Qualys Vulnerability KnowledgeBase

  • Published on Sep 26, 2025
  • 2 minute(s) read
Prev Next

The Qualys KnowledgeBase is a central repository of vulnerabilities, each identified by a unique QID (Qualys ID). It contains detailed information such as severity levels, affected software, solutions, and references. Qualys KnowledgeBase is a core component of Qualys Vulnerability Management (VM), which enables organizations to detect, assess, and manage vulnerabilities across their environments.

For more details, please refer to the official Qualys Documentation.

Integration Method: API

Tables: OSINT Inventory Info (5021)

This integration supports the following events.

Event

Description

Vulnerabilities

Retrieves list of vulnerabilities from Qualys KB

Prerequisites

  • Access to Qualys dashboard with manager with full scope

  • Access to the DataBee Console

Configuration Overview

  1. Create API credentials on the Qualys dashboard with required permissions.

    1. Create a user with the required permissions

  2. Add the Qualys Vuln KB in the DataBee console with the below parameters.

    DataBee Parameter

    Qualys Vuln KB Parameter

    Username

    Username

    Password

    Password

Qualys Configuration

Create User

  1. Sign in to the Qualys Dashboard.

  2. Navigate to the Users tab.

  3. Create a new user using the Users > New > User dropdown on the user page.

  4. Fill in the required data in the General Information tab.

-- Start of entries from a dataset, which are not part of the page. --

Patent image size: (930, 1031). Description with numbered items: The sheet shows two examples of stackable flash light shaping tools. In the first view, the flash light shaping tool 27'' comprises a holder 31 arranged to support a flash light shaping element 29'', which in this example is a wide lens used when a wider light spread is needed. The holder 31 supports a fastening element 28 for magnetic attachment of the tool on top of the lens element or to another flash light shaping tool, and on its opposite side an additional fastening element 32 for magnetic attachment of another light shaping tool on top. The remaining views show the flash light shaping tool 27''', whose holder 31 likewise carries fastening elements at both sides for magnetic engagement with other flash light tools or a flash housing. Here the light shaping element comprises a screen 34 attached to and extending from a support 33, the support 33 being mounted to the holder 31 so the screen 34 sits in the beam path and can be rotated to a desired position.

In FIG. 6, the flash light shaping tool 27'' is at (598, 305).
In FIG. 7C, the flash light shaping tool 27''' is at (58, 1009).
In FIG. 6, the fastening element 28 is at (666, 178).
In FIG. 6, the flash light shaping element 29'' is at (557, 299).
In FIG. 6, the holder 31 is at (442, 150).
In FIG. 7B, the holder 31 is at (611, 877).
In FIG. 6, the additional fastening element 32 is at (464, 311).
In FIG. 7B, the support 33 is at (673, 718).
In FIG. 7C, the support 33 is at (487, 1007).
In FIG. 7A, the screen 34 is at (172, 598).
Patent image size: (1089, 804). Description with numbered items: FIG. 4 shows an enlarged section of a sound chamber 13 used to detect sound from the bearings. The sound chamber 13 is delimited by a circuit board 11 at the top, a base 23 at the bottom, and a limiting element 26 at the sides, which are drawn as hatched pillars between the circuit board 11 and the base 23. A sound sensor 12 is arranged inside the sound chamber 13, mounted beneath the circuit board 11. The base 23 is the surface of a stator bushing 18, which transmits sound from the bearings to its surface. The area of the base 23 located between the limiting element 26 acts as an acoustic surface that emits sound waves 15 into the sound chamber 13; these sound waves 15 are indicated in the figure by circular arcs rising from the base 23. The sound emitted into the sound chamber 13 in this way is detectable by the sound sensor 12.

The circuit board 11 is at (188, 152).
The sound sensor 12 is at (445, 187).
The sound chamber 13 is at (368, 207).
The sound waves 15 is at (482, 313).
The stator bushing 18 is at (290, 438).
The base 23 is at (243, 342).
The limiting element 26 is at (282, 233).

Then click on User Role.

  5. In the User Role tab, fill in the role details and make sure we have allowed access to both API and GUI.

    1. User Role – Manager

    2. Allow access in – GUI, API

    3. Keep the Locale, Options, and Security settings with default values and then click Save.

    Note:

    Permissions mentioned here are the minimum requirements for the data feed.

  6. The new user will be created with a Pending Activation Status. An activation link will be sent via email.

  7. You will receive an email. Store the Platform URL securely as it’ll be required to configure data source later. Click on Activate Your Account.

  8. Enter the OTP Code received in email and click Submit.

  9. You will get the information below, copy the password, and click on the URL. Login with the given username and password.

  10. When logging in with the new username and password for the first time, you will redirect to the verification page. Verify your information, and click Save.

  11. Change the password as requested. This will be the username and password to configure the API integration.

DataBee Configuration

  1. Login to the DataBee UI, navigate to Data > Data Feeds and click the Add New Data Feed button.

  2. Search for the Qualys Vulnerability KnowledgeBase and click on it as shown below.

  3. Click on the API Ingest option for collection method.

  4. Enter feed contact information and click Next.

  5. In the configuration page, confirm the following:

    • Authorization Method: Basic

    • API Base URL: Replace API Base URL with the URL copied before from email. Refer to this document: Qualys Platform Identification

    • Username: Paste the Username generated earlier in email.

    • Password: Paste the Password of the account that was set up earlier.

    • Event Types: Preselected for all the event types that integration pulls.

  6. Click Submit.

Troubleshooting Tips

  • Ensure that username and password are correct.

  • Ensure that the user has a Manager role.

  • If you are unable to login with the temporary password, make sure you have given UI Permission to the User.